While an urban neighborhood hike isn’t uncommon at this time of year, Anderson said, most Forever Young Hikes feature trails and dirt, not streets and sidewalks. Precipitation rarely matters, but one hike got completely canceled during mid-December’s fountain of rain because of unsafe trail conditions.
All Forever Young hike guides — volunteers and city staffers — are trained in first aid and carry walkie-talkies. The group that hiked up to Pittock Mansion circled up and counted off several times to make sure nobody was missing. Nobody gets ahead of the leader and nobody gets behind the “sweep.”
But unfortunately, Harris added, every once in a while some eager hiker will confuse glorious memories with current abilities, and exhaustion or other problems will set in. A volunteer will have to help them back out. It affects the whole group, Anderson said. That’s why it’s important for people to attend an orientation class and to be realistic about their abilities, she said.
Visit www.cityofvancouver.us/parksrec/page/fifty-and-better to learn more about 50+ Forever Young programs and outings. Don’t be surprised by waiting lists; do consider pulling together some friends and creating your own outing.
“It’s really expanded our circle of friends. That’s not something I anticipated when I retired,” said Lanz, who was a nurse for Clark County Public Health for 28 years. “We met some avid hikers through the group and formed our own group that goes on Thursdays.”
Among the many topics of conversation that 34 happy hikers of a certain age will bat around for a few hours — pets, kids, jobs, gratitude for retirement from jobs, health issues, gratitude for freedom from health issues — is how their hiking passion grew to begin with.
Larry Hansen was about 12 when his Boy Scout troop ventured out into California’s Mojave Desert, he said. There was an old artillery range where the boys were able to mess around (but probably shouldn’t have).
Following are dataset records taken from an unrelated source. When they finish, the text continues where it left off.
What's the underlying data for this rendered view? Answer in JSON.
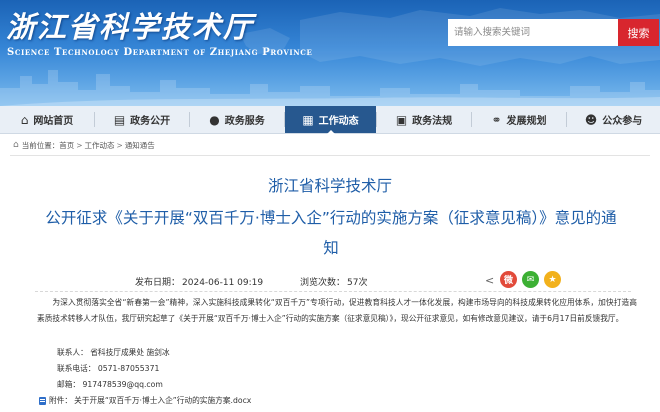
{
  "site": {
    "title": "浙江省科学技术厅",
    "subtitle": "Science Technology Department of Zhejiang Province"
  },
  "search": {
    "placeholder": "请输入搜索关键词",
    "button_label": "搜索"
  },
  "nav": {
    "items": [
      {
        "label": "网站首页",
        "icon": "home-icon"
      },
      {
        "label": "政务公开",
        "icon": "book-icon"
      },
      {
        "label": "政务服务",
        "icon": "chat-bubble-icon"
      },
      {
        "label": "工作动态",
        "icon": "calendar-icon",
        "active": true
      },
      {
        "label": "政务法规",
        "icon": "document-icon"
      },
      {
        "label": "发展规划",
        "icon": "handshake-icon"
      },
      {
        "label": "公众参与",
        "icon": "people-icon"
      }
    ]
  },
  "breadcrumb": {
    "prefix": "当前位置：",
    "items": [
      "首页",
      "工作动态",
      "通知通告"
    ],
    "separator": ">"
  },
  "article": {
    "org": "浙江省科学技术厅",
    "title": "公开征求《关于开展“双百千万·博士入企”行动的实施方案（征求意见稿）》意见的通知",
    "date_label": "发布日期：",
    "date": "2024-06-11 09:19",
    "views_label": "浏览次数：",
    "views": "57次",
    "body": "为深入贯彻落实全省“新春第一会”精神，深入实施科技成果转化“双百千万”专项行动，促进教育科技人才一体化发展，构建市场导向的科技成果转化应用体系，加快打造高素质技术转移人才队伍，我厅研究起草了《关于开展“双百千万·博士入企”行动的实施方案（征求意见稿）》，现公开征求意见，如有修改意见建议，请于6月17日前反馈我厅。",
    "contact_unit": "联系人：    省科技厅成果处 施剑冰",
    "contact_phone": "联系电话：  0571-87055371",
    "contact_email": "邮箱：  917478539@qq.com",
    "attachment_label": "附件：",
    "attachment_name": "关于开展“双百千万·博士入企”行动的实施方案.docx"
  },
  "share": {
    "icons": [
      "share-icon",
      "weibo-icon",
      "wechat-icon",
      "qzone-icon"
    ]
  },
  "colors": {
    "banner_blue": "#2a74c7",
    "nav_active": "#27588f",
    "title_blue": "#1f5ea8",
    "search_red": "#d8262e"
  }
}
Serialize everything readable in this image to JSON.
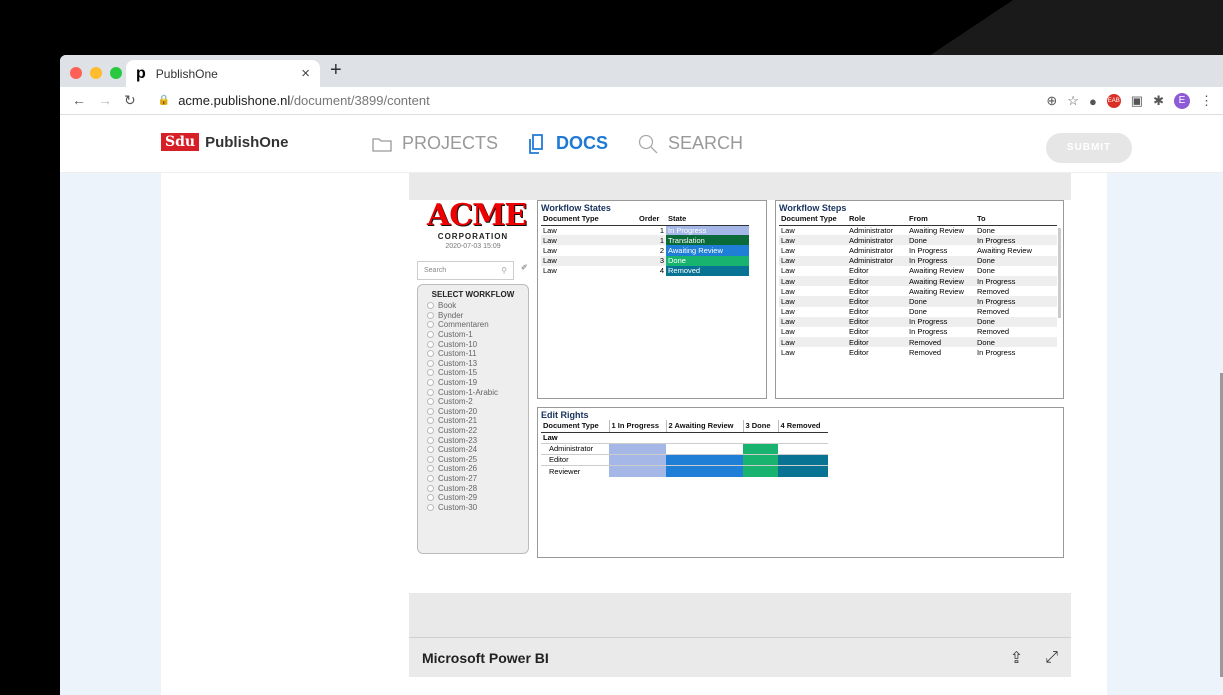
{
  "browser": {
    "tab_title": "PublishOne",
    "tab_favicon": "p",
    "close": "×",
    "new_tab": "+",
    "url_host": "acme.publishone.nl",
    "url_path": "/document/3899/content",
    "profile_initial": "E"
  },
  "app": {
    "logo_brand": "Sdu",
    "logo_name": "PublishOne",
    "nav": [
      {
        "label": "PROJECTS",
        "icon": "folder-icon",
        "active": false
      },
      {
        "label": "DOCS",
        "icon": "docs-icon",
        "active": true
      },
      {
        "label": "SEARCH",
        "icon": "search-icon",
        "active": false
      }
    ],
    "submit_label": "SUBMIT"
  },
  "report": {
    "logo_text": "ACME",
    "logo_sub": "CORPORATION",
    "date": "2020-07-03 15:09",
    "search_placeholder": "Search",
    "workflow_header": "SELECT WORKFLOW",
    "workflows": [
      "Book",
      "Bynder",
      "Commentaren",
      "Custom-1",
      "Custom-10",
      "Custom-11",
      "Custom-13",
      "Custom-15",
      "Custom-19",
      "Custom-1-Arabic",
      "Custom-2",
      "Custom-20",
      "Custom-21",
      "Custom-22",
      "Custom-23",
      "Custom-24",
      "Custom-25",
      "Custom-26",
      "Custom-27",
      "Custom-28",
      "Custom-29",
      "Custom-30"
    ],
    "states": {
      "title": "Workflow States",
      "columns": [
        "Document Type",
        "Order",
        "State"
      ],
      "rows": [
        {
          "type": "Law",
          "order": "1",
          "state": "In Progress",
          "color": "#a4b7e6",
          "text": "#ffffff"
        },
        {
          "type": "Law",
          "order": "1",
          "state": "Translation",
          "color": "#0b6a3a",
          "text": "#ffffff"
        },
        {
          "type": "Law",
          "order": "2",
          "state": "Awaiting Review",
          "color": "#1f7fd7",
          "text": "#ffffff"
        },
        {
          "type": "Law",
          "order": "3",
          "state": "Done",
          "color": "#18b36f",
          "text": "#ffffff"
        },
        {
          "type": "Law",
          "order": "4",
          "state": "Removed",
          "color": "#087392",
          "text": "#ffffff"
        }
      ]
    },
    "steps": {
      "title": "Workflow Steps",
      "columns": [
        "Document Type",
        "Role",
        "From",
        "To"
      ],
      "rows": [
        [
          "Law",
          "Administrator",
          "Awaiting Review",
          "Done"
        ],
        [
          "Law",
          "Administrator",
          "Done",
          "In Progress"
        ],
        [
          "Law",
          "Administrator",
          "In Progress",
          "Awaiting Review"
        ],
        [
          "Law",
          "Administrator",
          "In Progress",
          "Done"
        ],
        [
          "Law",
          "Editor",
          "Awaiting Review",
          "Done"
        ],
        [
          "Law",
          "Editor",
          "Awaiting Review",
          "In Progress"
        ],
        [
          "Law",
          "Editor",
          "Awaiting Review",
          "Removed"
        ],
        [
          "Law",
          "Editor",
          "Done",
          "In Progress"
        ],
        [
          "Law",
          "Editor",
          "Done",
          "Removed"
        ],
        [
          "Law",
          "Editor",
          "In Progress",
          "Done"
        ],
        [
          "Law",
          "Editor",
          "In Progress",
          "Removed"
        ],
        [
          "Law",
          "Editor",
          "Removed",
          "Done"
        ],
        [
          "Law",
          "Editor",
          "Removed",
          "In Progress"
        ]
      ]
    },
    "rights": {
      "title": "Edit Rights",
      "columns": [
        "Document Type",
        "1 In Progress",
        "2 Awaiting Review",
        "3 Done",
        "4 Removed"
      ],
      "group": "Law",
      "roles": [
        {
          "name": "Administrator",
          "cells": [
            "#a4b7e6",
            "",
            "#18b36f",
            ""
          ]
        },
        {
          "name": "Editor",
          "cells": [
            "#a4b7e6",
            "#1f7fd7",
            "#18b36f",
            "#087392"
          ]
        },
        {
          "name": "Reviewer",
          "cells": [
            "#a4b7e6",
            "#1f7fd7",
            "#18b36f",
            "#087392"
          ]
        }
      ]
    },
    "footer_title": "Microsoft Power BI"
  }
}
There was also an old pioneer cabin with a working water pump and every single one of the boys had to pump it, of course.
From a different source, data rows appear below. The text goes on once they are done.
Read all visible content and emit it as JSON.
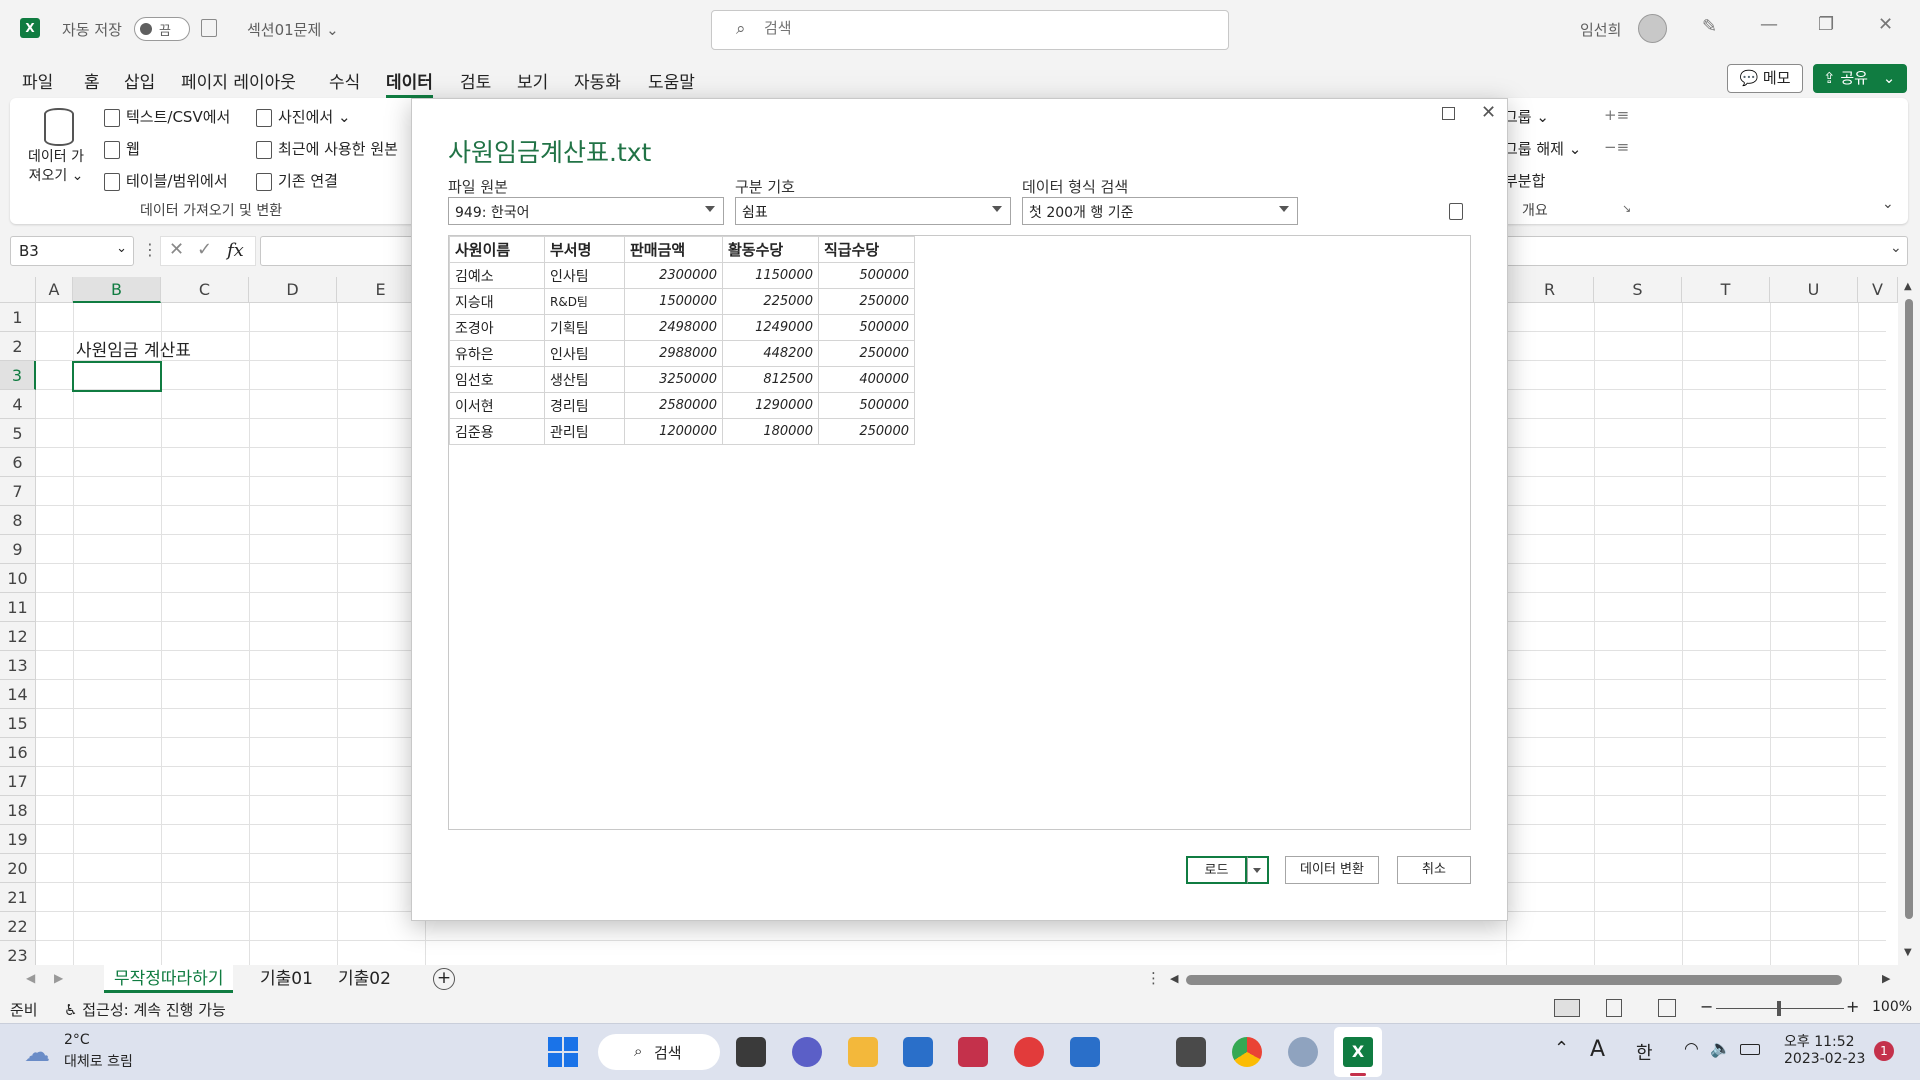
{
  "titlebar": {
    "autosave_label": "자동 저장",
    "autosave_state": "끔",
    "filename": "섹션01문제",
    "search_placeholder": "검색",
    "user": "임선희"
  },
  "menu": [
    "파일",
    "홈",
    "삽입",
    "페이지 레이아웃",
    "수식",
    "데이터",
    "검토",
    "보기",
    "자동화",
    "도움말"
  ],
  "menu_active": "데이터",
  "buttons": {
    "memo": "메모",
    "share": "공유"
  },
  "ribbon": {
    "get_data": "데이터 가\n져오기",
    "from_text_csv": "텍스트/CSV에서",
    "web": "웹",
    "from_table": "테이블/범위에서",
    "from_picture": "사진에서",
    "recent_sources": "최근에 사용한 원본",
    "existing_connections": "기존 연결",
    "group_get_transform": "데이터 가져오기 및 변환",
    "group_right_1": "그룹",
    "group_right_2": "그룹 해제",
    "group_right_3": "부분합",
    "group_outline": "개요"
  },
  "formula": {
    "namebox": "B3",
    "fx": "fx",
    "value": ""
  },
  "grid": {
    "columns": [
      "A",
      "B",
      "C",
      "D",
      "E",
      "R",
      "S",
      "T",
      "U",
      "V"
    ],
    "rows": [
      "1",
      "2",
      "3",
      "4",
      "5",
      "6",
      "7",
      "8",
      "9",
      "10",
      "11",
      "12",
      "13",
      "14",
      "15",
      "16",
      "17",
      "18",
      "19",
      "20",
      "21",
      "22",
      "23"
    ],
    "b2_value": "사원임금 계산표"
  },
  "sheets": [
    "무작정따라하기",
    "기출01",
    "기출02"
  ],
  "active_sheet": "무작정따라하기",
  "status": {
    "ready": "준비",
    "accessibility": "접근성: 계속 진행 가능",
    "zoom": "100%"
  },
  "taskbar": {
    "weather_temp": "2°C",
    "weather_desc": "대체로 흐림",
    "search": "검색",
    "time": "오후 11:52",
    "date": "2023-02-23",
    "ime_a": "A",
    "ime_han": "한",
    "badge": "1"
  },
  "dialog": {
    "title": "사원임금계산표.txt",
    "origin_label": "파일 원본",
    "origin_value": "949: 한국어",
    "delimiter_label": "구분 기호",
    "delimiter_value": "쉼표",
    "detect_label": "데이터 형식 검색",
    "detect_value": "첫 200개 행 기준",
    "headers": [
      "사원이름",
      "부서명",
      "판매금액",
      "활동수당",
      "직급수당"
    ],
    "rows": [
      [
        "김예소",
        "인사팀",
        "2300000",
        "1150000",
        "500000"
      ],
      [
        "지승대",
        "R&D팀",
        "1500000",
        "225000",
        "250000"
      ],
      [
        "조경아",
        "기획팀",
        "2498000",
        "1249000",
        "500000"
      ],
      [
        "유하은",
        "인사팀",
        "2988000",
        "448200",
        "250000"
      ],
      [
        "임선호",
        "생산팀",
        "3250000",
        "812500",
        "400000"
      ],
      [
        "이서현",
        "경리팀",
        "2580000",
        "1290000",
        "500000"
      ],
      [
        "김준용",
        "관리팀",
        "1200000",
        "180000",
        "250000"
      ]
    ],
    "load": "로드",
    "transform": "데이터 변환",
    "cancel": "취소"
  }
}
And a simple childhood memory like that — making water rise in the middle of a desert he’d walked across himself — “was one of the highlights of my life,” Hansen said with glee.
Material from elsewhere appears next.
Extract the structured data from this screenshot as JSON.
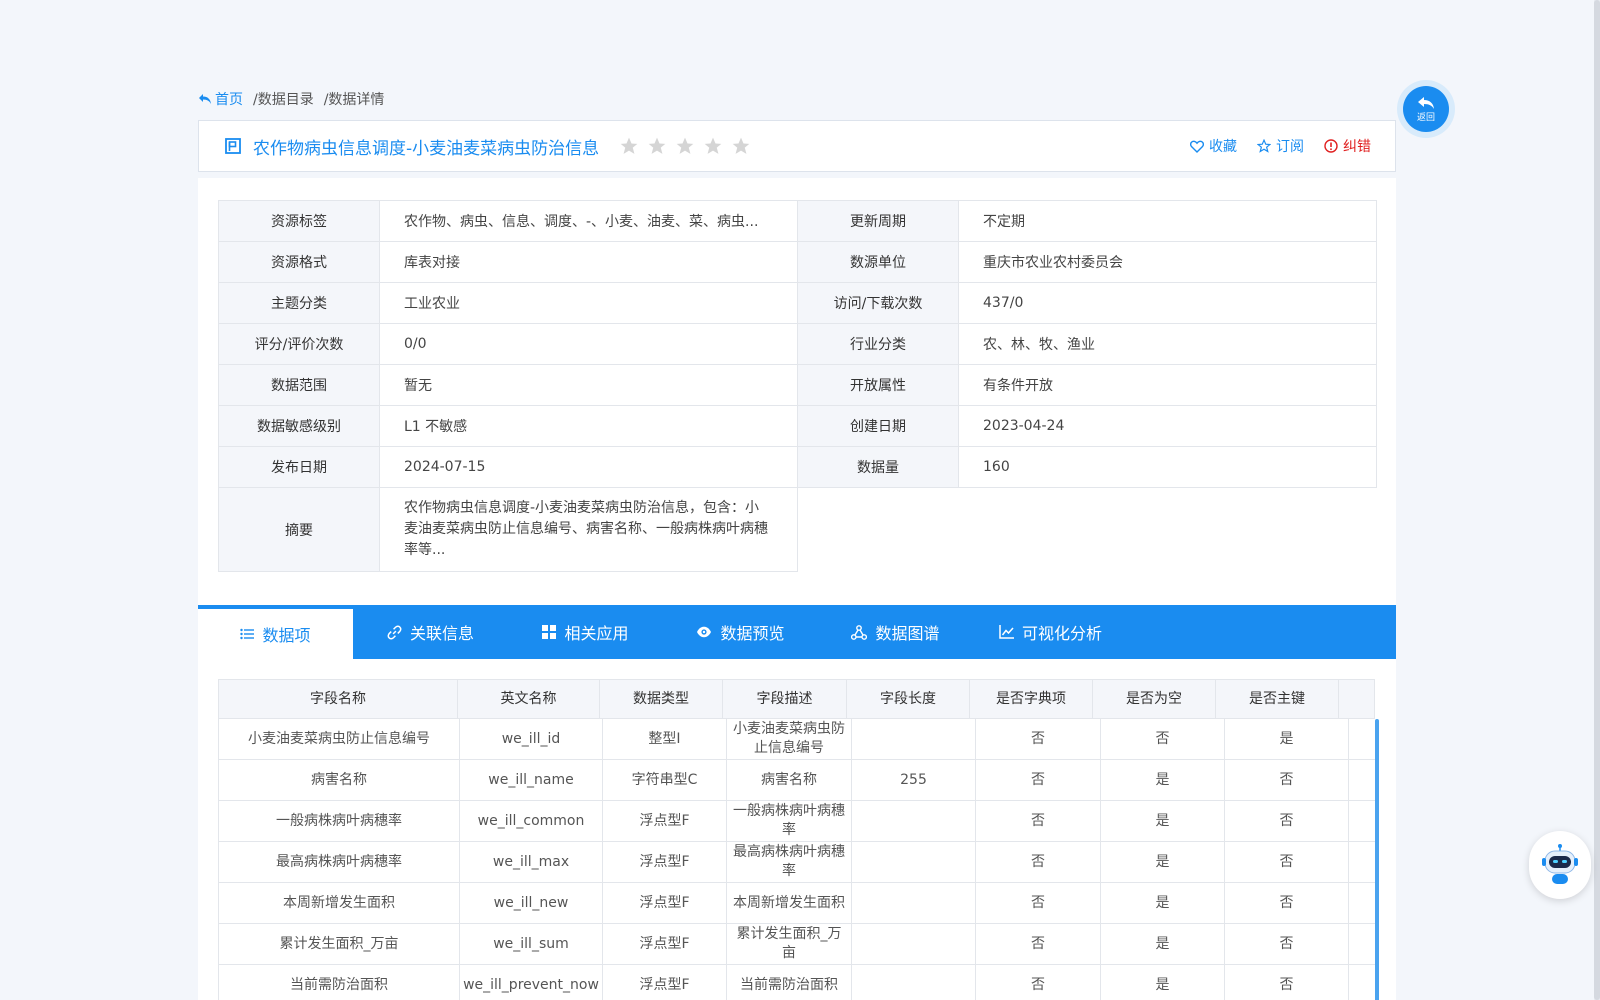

“We used to go to the Muscatine caves and to Crystal Lake, where there were stalactites and stalagmites,” said Diane Vinsel, another Iowa native. “It was thrilling as a kid. In fact, if I ever get back to Iowa, I’m going to go there again.”
Anderson herself said she didn’t start hiking until age 18 or so, when she moved from urban Minnesota to Juneau, Alaska. The love of nature was already there thanks to Minnesota’s many lakes. But the love of scaling mountains and bushwhacking took a little longer. “I thought I was going to die going up Banff,” one of Alberta’s tallest peaks, she said, but eventually Anderson fell in love with “civilized hiking on trails,” she said. “Hiking is my passion now. I want this program to be here when I retire.”
And Doug Martel was 50 when he started hiking. He grew up in Vancouver and was vaguely aware of the gorgeous Pacific Northwest landscape all around him — but life was tough and he always had to work, he said. A visiting friend eventually suggested they go hike up Beacon Rock and Martel realized: “Gee whiz, I have a lot of catching up to do. I have got to get out. I’ve got to experience something totally different.” Now, Martel goes on about one Forever Young hike per month, he said.
Paul Foisie used to go on frequent hikes in the Olympic National Forest with his dad; when he’d graduated from college and had some time on his hands, Foisie spent about a month hiking the Pacific Crest Trail from the Columbia River Gorge down to California. This was decades ago, and Foisie said he can vividly recall just how hungry he was, how much his feet hurt — and how great the whole experience was.
“It was the real deal,” said Foisie.